I’m a bit down in the dumps. Why? I’m now 36 hours removed from an ER visit after breaking my ankle while fighting crime (falling off a ladder). But I know something that can start the healing process! Talking about a few movies ought to do the trick. This week we get expendable, give, and become cops. And all the while I get to take my mind off a non-displaced fracture to the left fibula.
Just remember, I'm not reviewing these movies, but rather predicting where they'll end up on the Tomatometer. Let's take a look at what This Rotten Week has to offer.
Rotten Watch Prediction
See how they pack it all on screen in the trailer for The Expendables 3:
If you are a somewhat legitimate actor in Hollywood and haven’t gotten the call to be in The Expendables franchise yet, you are firing your agent, no? This trilogy of movies has seen to it that every dude who’s ever appeared in anything remotely resembling an action movie has scored at least a bit part. If you are Ted Danson or Tommy Lee Jones, you’re just a little annoyed at this point, right? This seems the equivalent of not getting the rush call to the fraternity. Kelsey Freaking Grammar made the cut.

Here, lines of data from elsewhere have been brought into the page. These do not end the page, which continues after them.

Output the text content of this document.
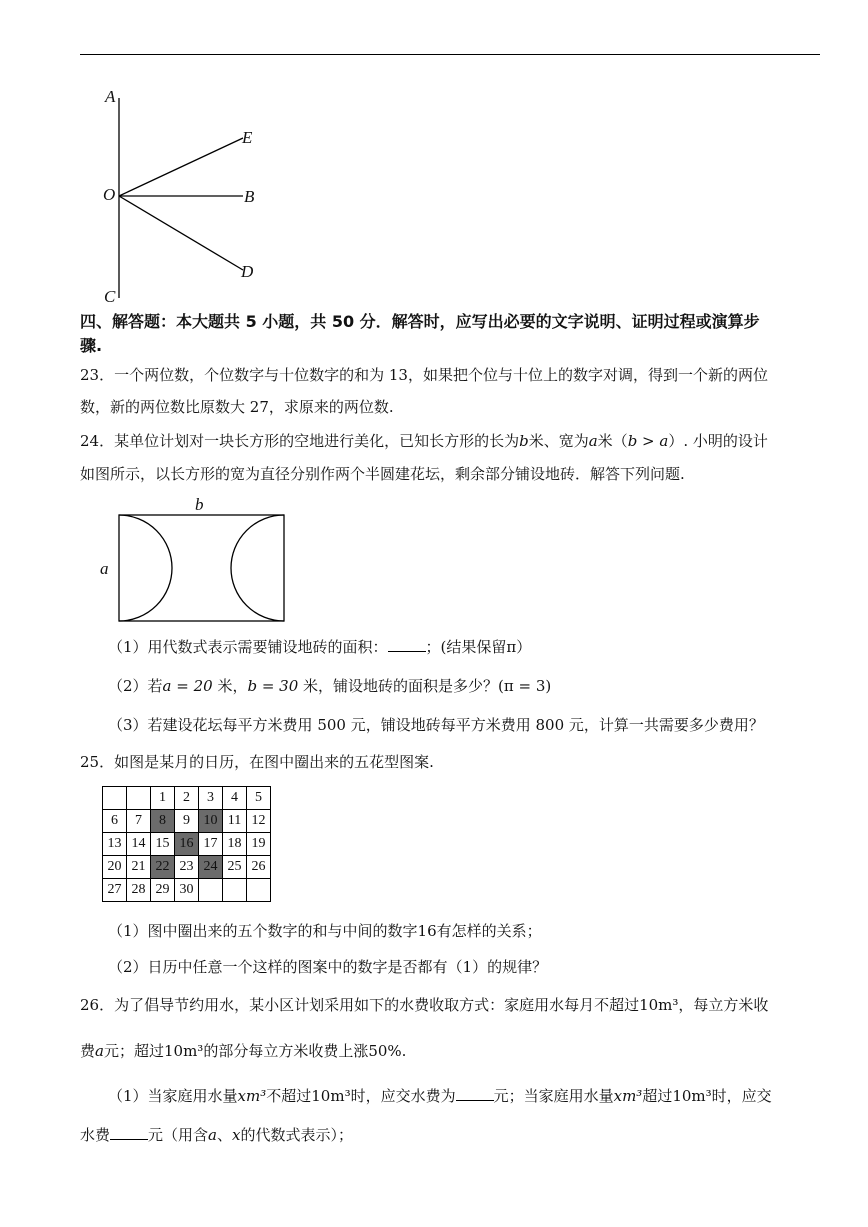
A
E
O	B
D
C
四、解答题：本大题共 5 小题，共 50 分．解答时，应写出必要的文字说明、证明过程或演算步
骤.
23．一个两位数，个位数字与十位数字的和为 13，如果把个位与十位上的数字对调，得到一个新的两位
数，新的两位数比原数大 27，求原来的两位数.
24．某单位计划对一块长方形的空地进行美化，已知长方形的长为b米、宽为a米（b > a）. 小明的设计
如图所示，以长方形的宽为直径分别作两个半圆建花坛，剩余部分铺设地砖．解答下列问题.
b
a
（1）用代数式表示需要铺设地砖的面积：	；(结果保留π）
（2）若a = 20 米，b = 30 米，铺设地砖的面积是多少？(π = 3)
（3）若建设花坛每平方米费用 500 元，铺设地砖每平方米费用 800 元，计算一共需要多少费用？
25．如图是某月的日历，在图中圈出来的五花型图案.
		1	2	3	4	5
6	7	8	9	10	11	12
13	14	15	16	17	18	19
20	21	22	23	24	25	26
27	28	29	30			
（1）图中圈出来的五个数字的和与中间的数字16有怎样的关系；
（2）日历中任意一个这样的图案中的数字是否都有（1）的规律？
26．为了倡导节约用水，某小区计划采用如下的水费收取方式：家庭用水每月不超过10m³，每立方米收
费a元；超过10m³的部分每立方米收费上涨50%.
（1）当家庭用水量xm³不超过10m³时，应交水费为	元；当家庭用水量xm³超过10m³时，应交
水费	元（用含a、x的代数式表示）；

This franchise is what it is. It appears to know its lane (though it shot for a PG-13 rating this time around), and seeks to capitalize on every action movie cliche with super star-power behind it. But what started as a novel idea may have run its course. The franchise has scored around a half billion dollars in box office moola while varying in critical opinion. The Expendables came in at 41% while The Expendables 2 outperformed most expectations with a score of 65%. This latest is coming in flat with early reviews, the movie currently sitting in the mid-thirties. Considering the most positive reviews typically come in first, I can’t imagine we see much of a surge over the course of the week. It may hold steady, but I feel like that’s a best case scenario. Now, let’s cut to Val Kilmer getting in shape hoping he can make it into The Expendables 4.